Book Recommendations
The Making of the Atomic Bomb by Richard Rhodes
Most Treasured Travel
A favorite travel memory for Charles is a Meteoritical Society meeting that was held in Rome in 2001. He took two weeks off and they rented a house in Tuscany and enjoyed a wonderful vacation afterwards. The different communities, food, and wine were superb.

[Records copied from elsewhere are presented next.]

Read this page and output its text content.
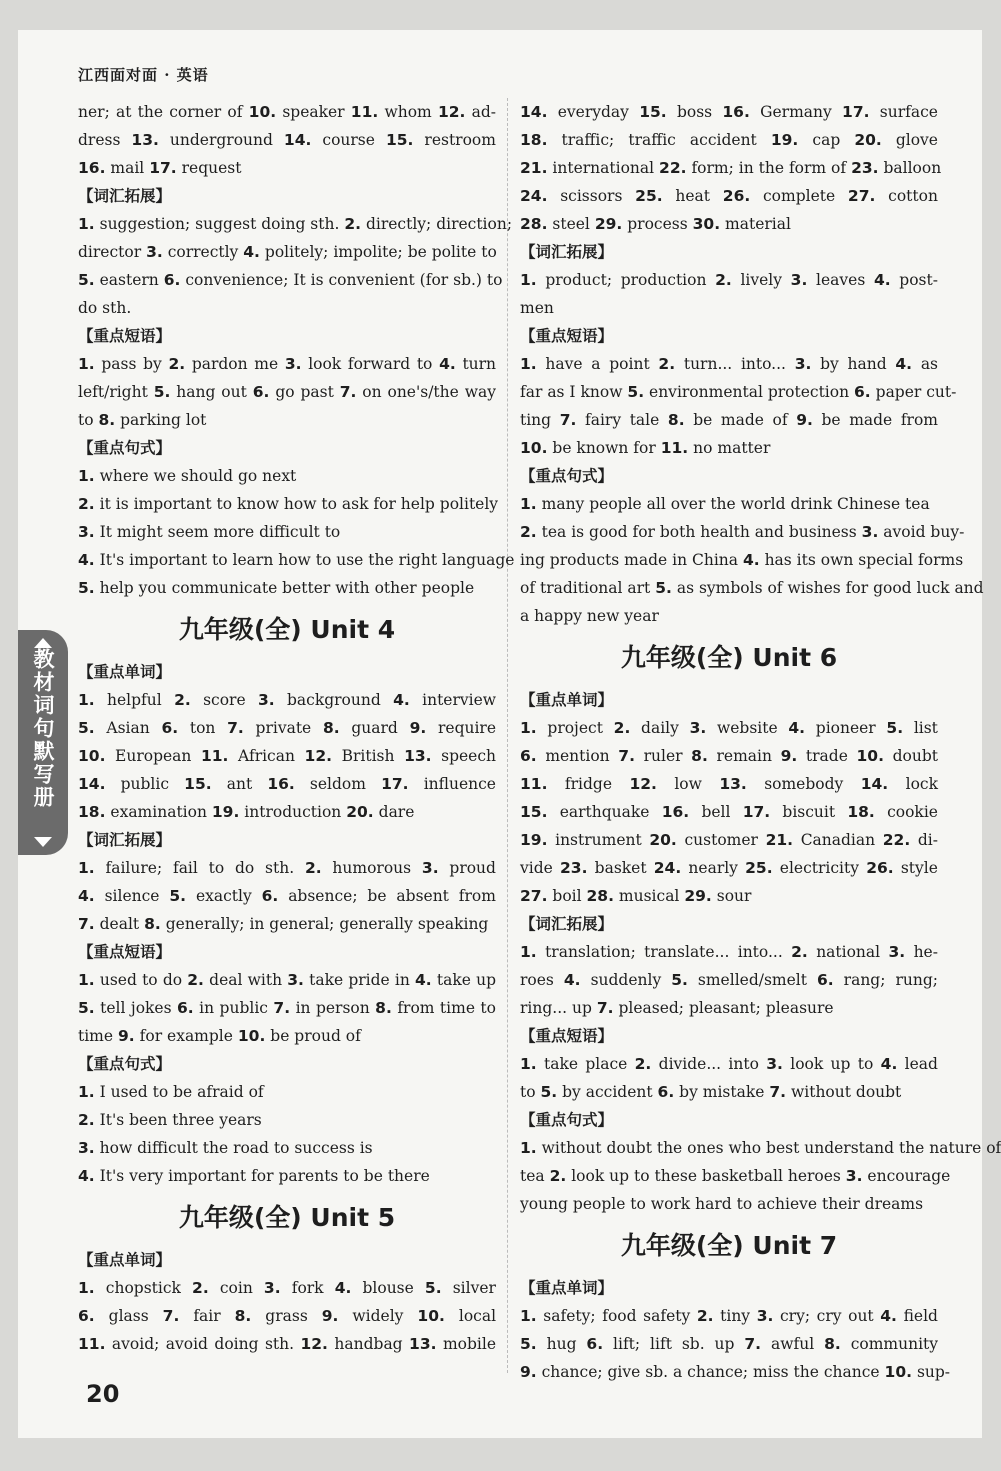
江西面对面 · 英语
ner; at the corner of 10. speaker 11. whom 12. ad-
dress 13. underground 14. course 15. restroom
16. mail 17. request
【词汇拓展】
1. suggestion; suggest doing sth. 2. directly; direction;
director 3. correctly 4. politely; impolite; be polite to
5. eastern 6. convenience; It is convenient (for sb.) to
do sth.
【重点短语】
1. pass by 2. pardon me 3. look forward to 4. turn
left/right 5. hang out 6. go past 7. on one's/the way
to 8. parking lot
【重点句式】
1. where we should go next
2. it is important to know how to ask for help politely
3. It might seem more difficult to
4. It's important to learn how to use the right language
5. help you communicate better with other people
九年级(全) Unit 4
【重点单词】
1. helpful 2. score 3. background 4. interview
5. Asian 6. ton 7. private 8. guard 9. require
10. European 11. African 12. British 13. speech
14. public 15. ant 16. seldom 17. influence
18. examination 19. introduction 20. dare
【词汇拓展】
1. failure; fail to do sth. 2. humorous 3. proud
4. silence 5. exactly 6. absence; be absent from
7. dealt 8. generally; in general; generally speaking
【重点短语】
1. used to do 2. deal with 3. take pride in 4. take up
5. tell jokes 6. in public 7. in person 8. from time to
time 9. for example 10. be proud of
【重点句式】
1. I used to be afraid of
2. It's been three years
3. how difficult the road to success is
4. It's very important for parents to be there
九年级(全) Unit 5
【重点单词】
1. chopstick 2. coin 3. fork 4. blouse 5. silver
6. glass 7. fair 8. grass 9. widely 10. local
11. avoid; avoid doing sth. 12. handbag 13. mobile
14. everyday 15. boss 16. Germany 17. surface
18. traffic; traffic accident 19. cap 20. glove
21. international 22. form; in the form of 23. balloon
24. scissors 25. heat 26. complete 27. cotton
28. steel 29. process 30. material
【词汇拓展】
1. product; production 2. lively 3. leaves 4. post-
men
【重点短语】
1. have a point 2. turn... into... 3. by hand 4. as
far as I know 5. environmental protection 6. paper cut-
ting 7. fairy tale 8. be made of 9. be made from
10. be known for 11. no matter
【重点句式】
1. many people all over the world drink Chinese tea
2. tea is good for both health and business 3. avoid buy-
ing products made in China 4. has its own special forms
of traditional art 5. as symbols of wishes for good luck and
a happy new year
九年级(全) Unit 6
【重点单词】
1. project 2. daily 3. website 4. pioneer 5. list
6. mention 7. ruler 8. remain 9. trade 10. doubt
11. fridge 12. low 13. somebody 14. lock
15. earthquake 16. bell 17. biscuit 18. cookie
19. instrument 20. customer 21. Canadian 22. di-
vide 23. basket 24. nearly 25. electricity 26. style
27. boil 28. musical 29. sour
【词汇拓展】
1. translation; translate... into... 2. national 3. he-
roes 4. suddenly 5. smelled/smelt 6. rang; rung;
ring... up 7. pleased; pleasant; pleasure
【重点短语】
1. take place 2. divide... into 3. look up to 4. lead
to 5. by accident 6. by mistake 7. without doubt
【重点句式】
1. without doubt the ones who best understand the nature of
tea 2. look up to these basketball heroes 3. encourage
young people to work hard to achieve their dreams
九年级(全) Unit 7
【重点单词】
1. safety; food safety 2. tiny 3. cry; cry out 4. field
5. hug 6. lift; lift sb. up 7. awful 8. community
9. chance; give sb. a chance; miss the chance 10. sup-
教材词句默写册
20
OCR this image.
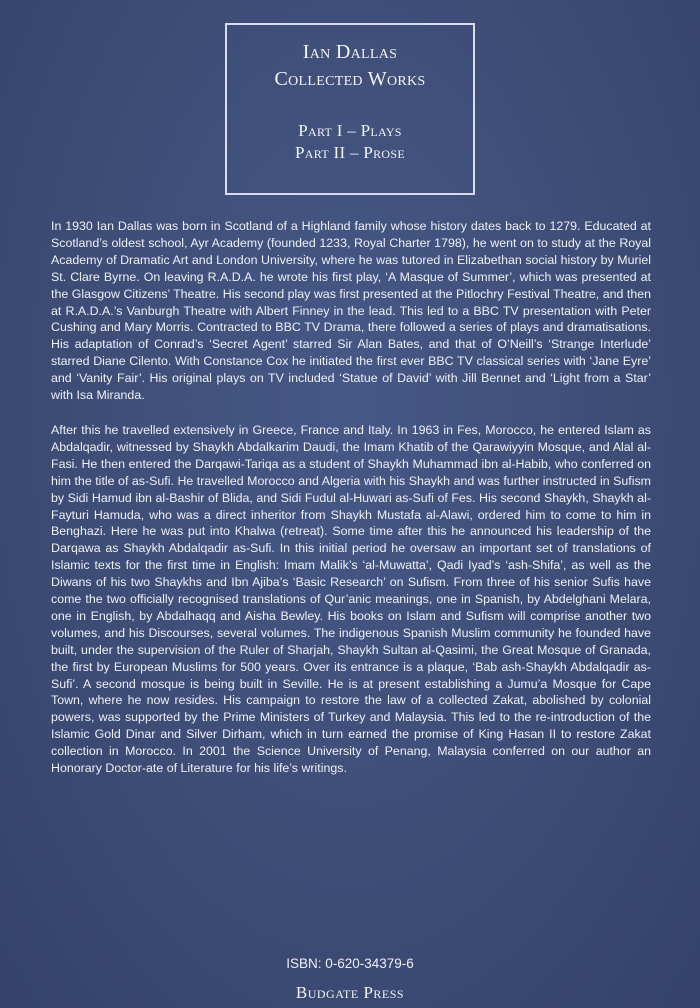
Ian Dallas
Collected Works
Part I – Plays
Part II – Prose

In 1930 Ian Dallas was born in Scotland of a Highland family whose history dates back to 1279. Educated at Scotland’s oldest school, Ayr Academy (founded 1233, Royal Charter 1798), he went on to study at the Royal Academy of Dramatic Art and London University, where he was tutored in Elizabethan social history by Muriel St. Clare Byrne. On leaving R.A.D.A. he wrote his first play, ‘A Masque of Summer’, which was presented at the Glasgow Citizens’ Theatre. His second play was first presented at the Pitlochry Festival Theatre, and then at R.A.D.A.’s Vanburgh Theatre with Albert Finney in the lead. This led to a BBC TV presentation with Peter Cushing and Mary Morris. Contracted to BBC TV Drama, there followed a series of plays and dramatisations. His adaptation of Conrad’s ‘Secret Agent’ starred Sir Alan Bates, and that of O’Neill’s ‘Strange Interlude’ starred Diane Cilento. With Constance Cox he initiated the first ever BBC TV classical series with ‘Jane Eyre’ and ‘Vanity Fair’. His original plays on TV included ‘Statue of David’ with Jill Bennet and ‘Light from a Star’ with Isa Miranda.

After this he travelled extensively in Greece, France and Italy. In 1963 in Fes, Morocco, he entered Islam as Abdalqadir, witnessed by Shaykh Abdalkarim Daudi, the Imam Khatib of the Qarawiyyin Mosque, and Alal al-Fasi. He then entered the Darqawi-Tariqa as a student of Shaykh Muhammad ibn al-Habib, who conferred on him the title of as-Sufi. He travelled Morocco and Algeria with his Shaykh and was further instructed in Sufism by Sidi Hamud ibn al-Bashir of Blida, and Sidi Fudul al-Huwari as-Sufi of Fes. His second Shaykh, Shaykh al-Fayturi Hamuda, who was a direct inheritor from Shaykh Mustafa al-Alawi, ordered him to come to him in Benghazi. Here he was put into Khalwa (retreat). Some time after this he announced his leadership of the Darqawa as Shaykh Abdalqadir as-Sufi. In this initial period he oversaw an important set of translations of Islamic texts for the first time in English: Imam Malik’s ‘al-Muwatta’, Qadi Iyad’s ‘ash-Shifa’, as well as the Diwans of his two Shaykhs and Ibn Ajiba’s ‘Basic Research’ on Sufism. From three of his senior Sufis have come the two officially recognised translations of Qur’anic meanings, one in Spanish, by Abdelghani Melara, one in English, by Abdalhaqq and Aisha Bewley. His books on Islam and Sufism will comprise another two volumes, and his Discourses, several volumes. The indigenous Spanish Muslim community he founded have built, under the supervision of the Ruler of Sharjah, Shaykh Sultan al-Qasimi, the Great Mosque of Granada, the first by European Muslims for 500 years. Over its entrance is a plaque, ‘Bab ash-Shaykh Abdalqadir as-Sufi’. A second mosque is being built in Seville. He is at present establishing a Jumu’a Mosque for Cape Town, where he now resides. His campaign to restore the law of a collected Zakat, abolished by colonial powers, was supported by the Prime Ministers of Turkey and Malaysia. This led to the re-introduction of the Islamic Gold Dinar and Silver Dirham, which in turn earned the promise of King Hasan II to restore Zakat collection in Morocco. In 2001 the Science University of Penang, Malaysia conferred on our author an Honorary Doctor-ate of Literature for his life’s writings.

ISBN: 0-620-34379-6
Budgate Press
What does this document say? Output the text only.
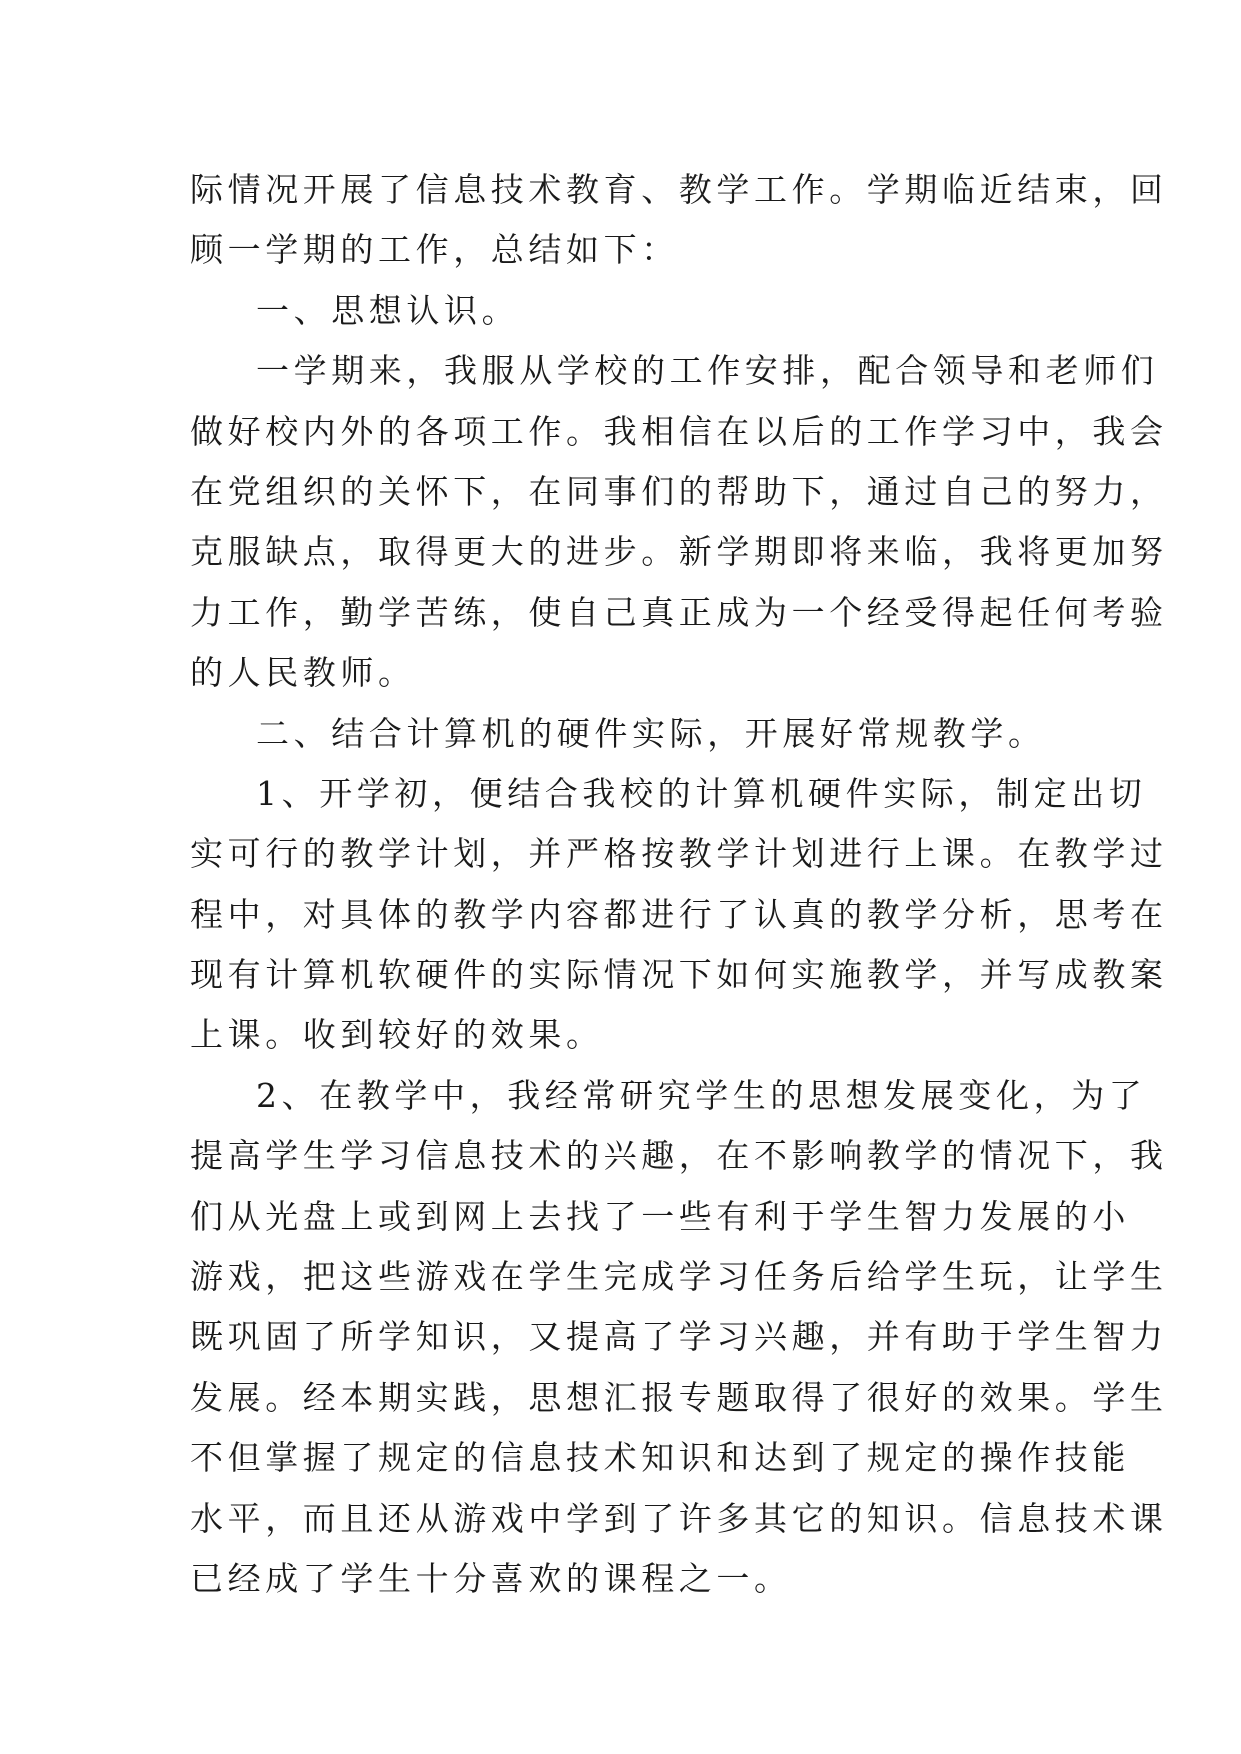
际情况开展了信息技术教育、教学工作。学期临近结束，回
顾一学期的工作，总结如下：
一、思想认识。
一学期来，我服从学校的工作安排，配合领导和老师们
做好校内外的各项工作。我相信在以后的工作学习中，我会
在党组织的关怀下，在同事们的帮助下，通过自己的努力，
克服缺点，取得更大的进步。新学期即将来临，我将更加努
力工作，勤学苦练，使自己真正成为一个经受得起任何考验
的人民教师。
二、结合计算机的硬件实际，开展好常规教学。
1、开学初，便结合我校的计算机硬件实际，制定出切
实可行的教学计划，并严格按教学计划进行上课。在教学过
程中，对具体的教学内容都进行了认真的教学分析，思考在
现有计算机软硬件的实际情况下如何实施教学，并写成教案
上课。收到较好的效果。
2、在教学中，我经常研究学生的思想发展变化，为了
提高学生学习信息技术的兴趣，在不影响教学的情况下，我
们从光盘上或到网上去找了一些有利于学生智力发展的小
游戏，把这些游戏在学生完成学习任务后给学生玩，让学生
既巩固了所学知识，又提高了学习兴趣，并有助于学生智力
发展。经本期实践，思想汇报专题取得了很好的效果。学生
不但掌握了规定的信息技术知识和达到了规定的操作技能
水平，而且还从游戏中学到了许多其它的知识。信息技术课
已经成了学生十分喜欢的课程之一。
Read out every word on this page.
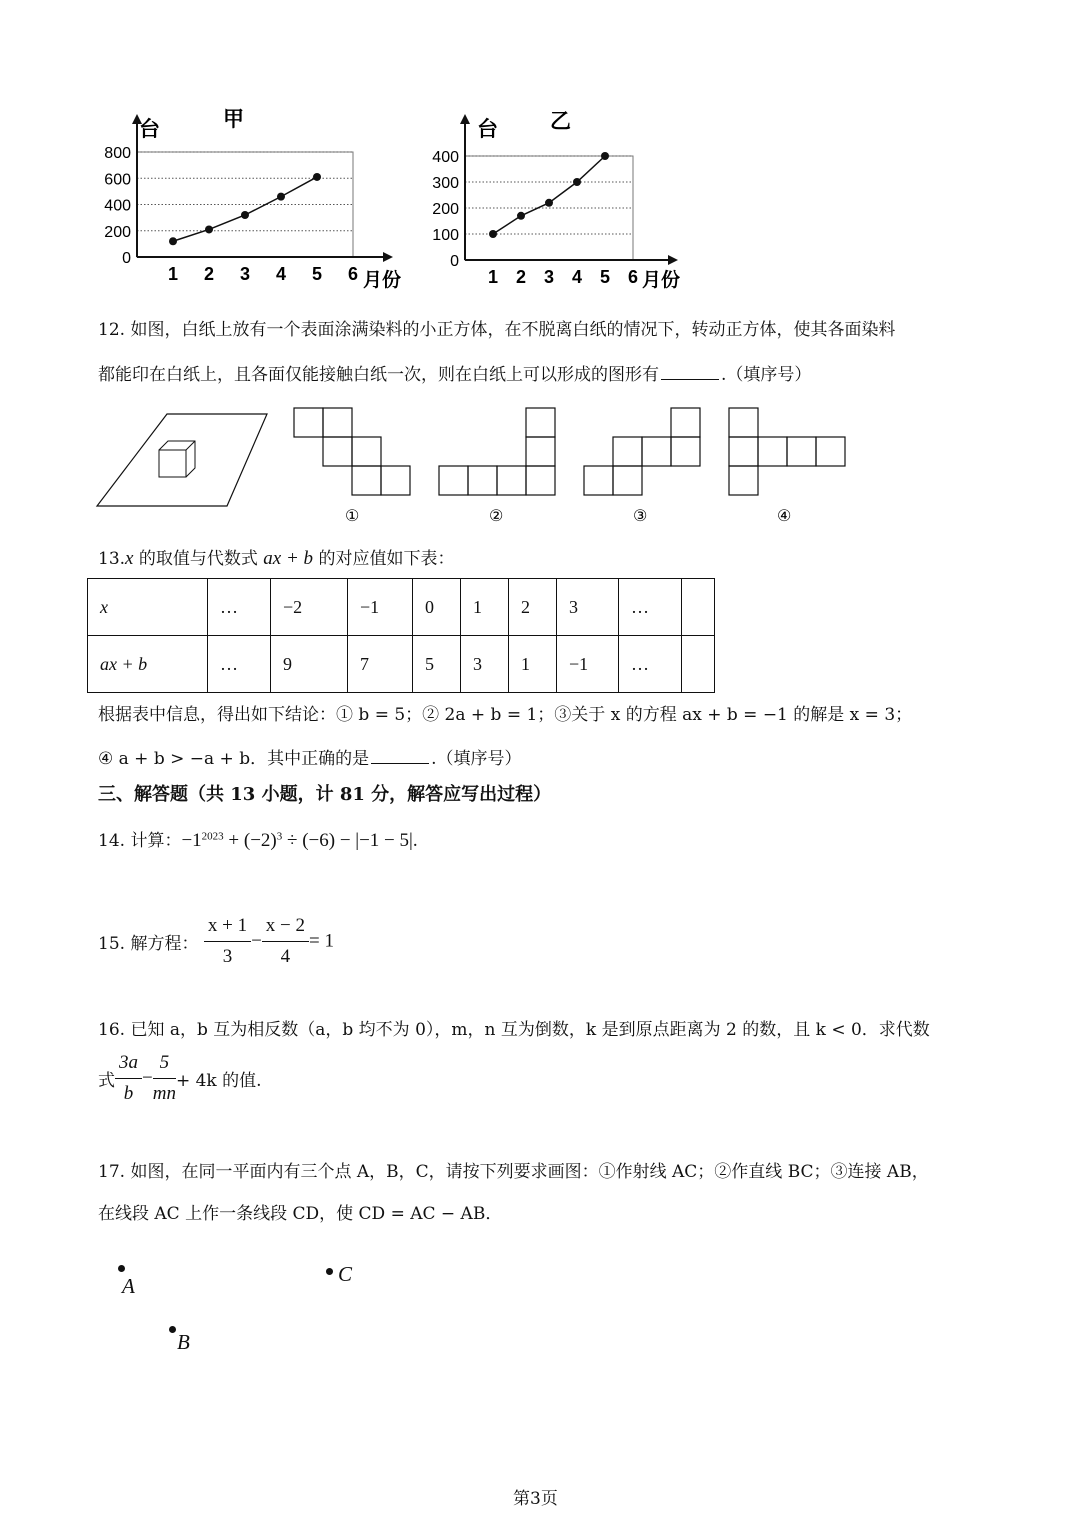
0
200
400
600
800
1 2 3 4 5 6
甲
台
月份
0
100
200
300
400
1 2 3 4 5 6
乙
台
月份
12. 如图，白纸上放有一个表面涂满染料的小正方体，在不脱离白纸的情况下，转动正方体，使其各面染料
都能印在白纸上，且各面仅能接触白纸一次，则在白纸上可以形成的图形有	.（填序号）
①	②	③	④
13.x 的取值与代数式 ax + b 的对应值如下表：
x	…	−2	−1	0	1	2	3	…	
ax + b	…	9	7	5	3	1	−1	…	
根据表中信息，得出如下结论：① b = 5；② 2a + b = 1；③关于 x 的方程 ax + b = −1 的解是 x = 3；
④ a + b > −a + b．其中正确的是	.（填序号）
三、解答题（共 13 小题，计 81 分，解答应写出过程）
14. 计算：$-1^{2023} + (-2)^3 \div (-6) - |-1 - 5|$.
15. 解方程： $\frac{x + 1}{3} - \frac{x - 2}{4} = 1$
16. 已知 a，b 互为相反数（a，b 均不为 0），m，n 互为倒数，k 是到原点距离为 2 的数，且 k < 0．求代数
式 $\frac{3a}{b} - \frac{5}{mn} + 4k$ 的值.
17. 如图，在同一平面内有三个点 A，B，C，请按下列要求画图：①作射线 AC；②作直线 BC；③连接 AB，
在线段 AC 上作一条线段 CD，使 CD = AC − AB．
A	C
B
第3页
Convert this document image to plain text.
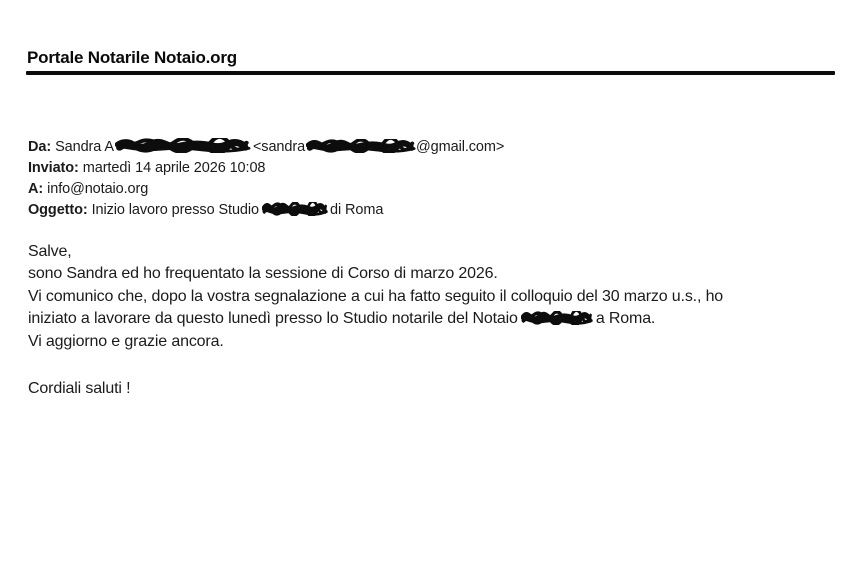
Portale Notarile Notaio.org
Da: Sandra A	<sandra	@gmail.com>
Inviato: martedì 14 aprile 2026 10:08
A: info@notaio.org
Oggetto: Inizio lavoro presso Studio	di Roma
Salve,
sono Sandra ed ho frequentato la sessione di Corso di marzo 2026.
Vi comunico che, dopo la vostra segnalazione a cui ha fatto seguito il colloquio del 30 marzo u.s., ho
iniziato a lavorare da questo lunedì presso lo Studio notarile del Notaio	a Roma.
Vi aggiorno e grazie ancora.
Cordiali saluti !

Quirky Traditions and Funny Memories
In graduate school, Charles and his labmates had to handmake all their own glassware, and the pieces were really fragile. They were constantly concerned about the safety of their precious glassware, particularly around a certain clumsy lab member. The accidental destruction of glassware by this individual resulted in the creation of an award in his name (made of colorful blown glass) that was passed around every time someone did something wrong or clumsy in the lab.
Advice For Us All
We are observers on this journey, and it is important to enjoy the journey and not worry about the destination.
Guest Bio
In 1974, Charles designed and built a unique noble gas mass spectrometer, achieving what continues to be the most sensitive magnetic sector instrument in the world, one capable of single atom detection and of analyzing the isotopic structures of micro-samples of noble gases. The instrument, the heart of his world-famous lab, allows Charles, his colleagues and students to achieve a better understanding of early solar system chronology, to put a strict upper limit to the neutrino rest mass, to determine the working details of a natural nuclear reactor that operated 2 billion years ago in Africa, to decipher irradiation records of meteorites and lunar soils, to discover “anomalous adsorption” and active capture of noble gases in nature, to analyze tiny particles from a comet nucleus and the noble gases from the solar wind. His work was the first to reveal the early “T-Tauri” phase of our own Sun in its journey toward the “Main Sequence” of stars. His lab developed and refined the I-Xe chronometer which uses the 129Xe daughter of now-extinct 129I as the clockwork to trace formation and evolution of the early solar system. His use of Kr-Kr cosmic-ray dating provided the ages of many lunar craters and other features. He was one of the key science team members on numerous NASA missions, world-renowned scientists have flowed into his research lab and his PhD students have taken key roles at Universities and National Labs, yet Dr. Hohenberg views science in the way an art student might view art while strolling through a museum. Science describes the complexities of nature, and it does so with increasing clarity. Every stroke of the artist’s brush may well be well understood and, although the art student himself is no Rembrandt, he can now more fully appreciate his work.